Genend - Update 1
Moved from Perl to Python. Extensive use of Perl in larger files proved to be hard to organize for myself, was having trouble keeping straight what I was doing. Also don’t like the Perl object/class system, more at home with Python’s.
Current progress includes a custom database object for use with interfacing to a sqlite database (and possibly PostgreSQL/MySQL/Firebird if it gets too slow). Everything except ‘updates’ to an entry are done. Database object is about as simple as it gets, using a list of tuples for adding k-mer’s and a large tuple for taxonomy.
Started working on an object that will take in a directory full of genomes, the output directory and a number for the number of threads to run and it will pool objects to process files. Will have a threadable object that accesses BioPython libraries to parse the genome files.

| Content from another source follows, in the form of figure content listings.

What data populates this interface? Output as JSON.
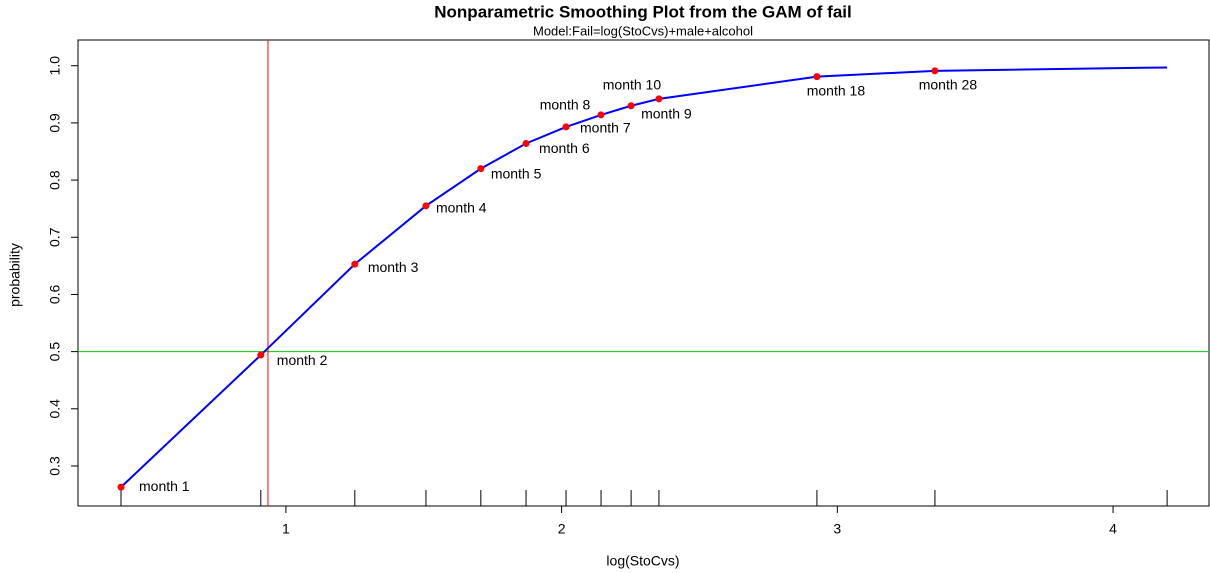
{
  "chart_data": {
    "type": "line",
    "title": "Nonparametric Smoothing Plot from the GAM of fail",
    "subtitle": "Model:Fail=log(StoCvs)+male+alcohol",
    "x_label": "log(StoCvs)",
    "y_label": "probability",
    "xlim": [
      0.246,
      4.348
    ],
    "ylim": [
      0.23,
      1.045
    ],
    "xticks": [
      1,
      2,
      3,
      4
    ],
    "yticks": [
      0.3,
      0.4,
      0.5,
      0.6,
      0.7,
      0.8,
      0.9,
      {
        "value": 1,
        "label": "1.0"
      }
    ],
    "curve": {
      "color": "#0000ff",
      "x": [
        0.402,
        0.909,
        1.25,
        1.508,
        1.707,
        1.871,
        2.016,
        2.143,
        2.252,
        2.353,
        2.926,
        3.354,
        4.196
      ],
      "y": [
        0.263,
        0.494,
        0.653,
        0.755,
        0.82,
        0.864,
        0.893,
        0.914,
        0.93,
        0.942,
        0.981,
        0.991,
        0.997
      ]
    },
    "points": {
      "color": "#ff0000",
      "labels": [
        "month 1",
        "month 2",
        "month 3",
        "month 4",
        "month 5",
        "month 6",
        "month 7",
        "month 8",
        "month 9",
        "month 10",
        "month 18",
        "month 28"
      ],
      "x": [
        0.402,
        0.909,
        1.25,
        1.508,
        1.707,
        1.871,
        2.016,
        2.143,
        2.252,
        2.353,
        2.926,
        3.354
      ],
      "y": [
        0.263,
        0.494,
        0.653,
        0.755,
        0.82,
        0.864,
        0.893,
        0.914,
        0.93,
        0.942,
        0.981,
        0.991
      ]
    },
    "vline": {
      "x": 0.935,
      "color": "#ff0000"
    },
    "hline": {
      "y": 0.5,
      "color": "#00cc00"
    },
    "rug": true
  }
}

Important question for queueing threads is whether SQLite will like concurrent access to the same database. Need to figure out how to handle inserts so that there isn’t fragmentation. There should be little fragmentation as each file and species will be unique.
For next week:
Finish up database object and threading objects. Do preliminary run to start building genomes. Determine largest feasible genome before laptop machine (2×2.4GHz w/ 4 GB ram) will puke. If it proves to do so before getting to high in the phlya, will need to start writing some string operating libraries in C to deal with static length strings.